(Trilogía
negra de Pekín, 1)
Comencé a leer esta novela a
principios de marzo, cuando, covid-19 mediante, empezábamos hablar de China con frecuencia y no precisamente para bien. Las medidas que entonces habían tomado en Wuhan
daban cierto miedo. Sin embargo, todavía nadie las pedía en
Europa (de hecho, hace unos días repasé la prensa de principios de marzo y hasta el gato estaba en otras cosas) aunque ahora son legión los que dicen que hasta el más tonto lo veía venir. Por desgracia, ninguna de esas mentes preclaras es capaz de explicar qué esta pasando hoy, porque, como dijo en una reciente entrevista Eduardo Mendoza refiriéndose a la complejidad de la situación, «solo los tontos saben lo que ha pasado»; lo cual, unido a la eterna subestimación del número de idiotas que advierte Carlo M.
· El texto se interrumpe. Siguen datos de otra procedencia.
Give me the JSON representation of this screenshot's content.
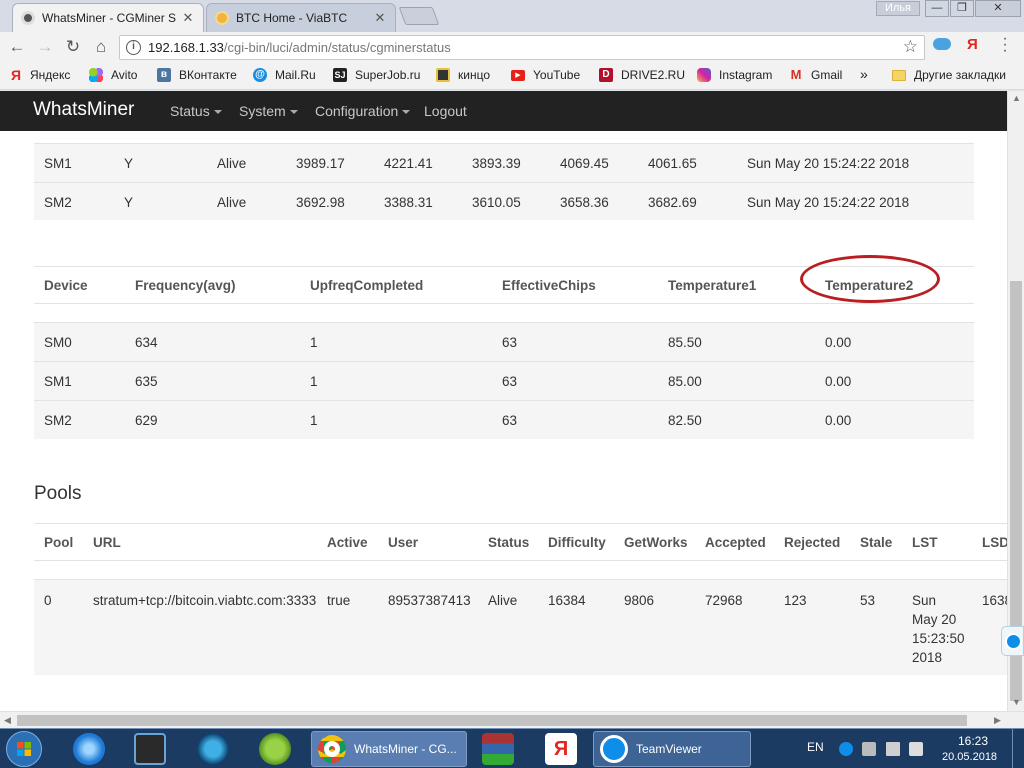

Cipolla, provoca ahora este ejército de gente capaz de predecir el pasado sin aportar soluciones y sí exasperación. Dicho de otro modo, comencé a leer esta novela cuando comenzaban los primeros miedos, llegaban las primeras incertidumbres y carecíamos de toda certeza, y la terminé cuando la única certeza era la falta de colaboración entre debían colaborar y una enfermedad que afectaba a todo el planeta y para la que solo se había encontrado un medicamento: la ruina y miseria de millones de seres humanos.
En resumen: no leí El ojo de
jade con el mejor ánimo, lo cual ha podido influir en la pobre impresión que he
sacado de esta novela publicada en España por primera vez en 2007, y reeditada,
junto a las otras dos novelas que conforman la Trilogía de Pekín, en un único
volumen en 2017.
La protagonista, Mei, es una
muchacha joven que ha dejado su trabajo como empleada pública en asuntos de
interior; dado cómo es el régimen chino, ha dejado un muy buen empleo con buen salario y prebendas anexas. No sabemos por qué lo ha hecho, pero sí que en
el Pekín naciente al capitalismo de estado ha decidido establecerse como
detective privado. Sus dotes para la tarea parecen, en cambio, limitadas. Mei
tiene una hermana famosa, una estrella televisiva casada con un nuevo rico, la cual además ejerce de nueva rica de mundo; y Mei tiene también una madre, ya mayor y retirada, que las
sacó adelante a las dos; de su padre, Mei recuerda especialmente la triste
despedida que solo se explica porque él estaba, políticamente, donde no debía, lo cual hace suscitar la duda (cuya aclaración puede ser delicada) de dónde estaban políticamente su madre y su entorno.
Un amigo de la madre de Mei le hace un
encargo, su primer caso: averiguar el paradero de una pieza milenaria de la dinastía Han que, a su
entender, ha ido a parar al mercado negro.
A partir de este extraño encargo hecho por alguien a quien poco se le ha perdido en el asunto, se desarrolla una
«investigación» demasiado simplona como para dotarla de la verosimilitud
necesaria. Una investigación que lleva a Mei a descubrir, también, secretos
familiares que explican mucho de su propia vida.
La trama me ha parecido un poco
desastrosa, ya que Mei no debe buscar nada porque todo le sale al camino, aunque igual es por haber leído la novela a trompicones. El
lenguaje, normal. Lo más interesante, el reflejo de una sociedad desconocida
para los occidentales y en un momento en que también es una gran
desconocida para los propios chinos, porque no era lo que había sido y todavía no llegaba a ser lo que es ahora, tan solo una década después, y mucho menos lo que va a ser de ser dentro de poco.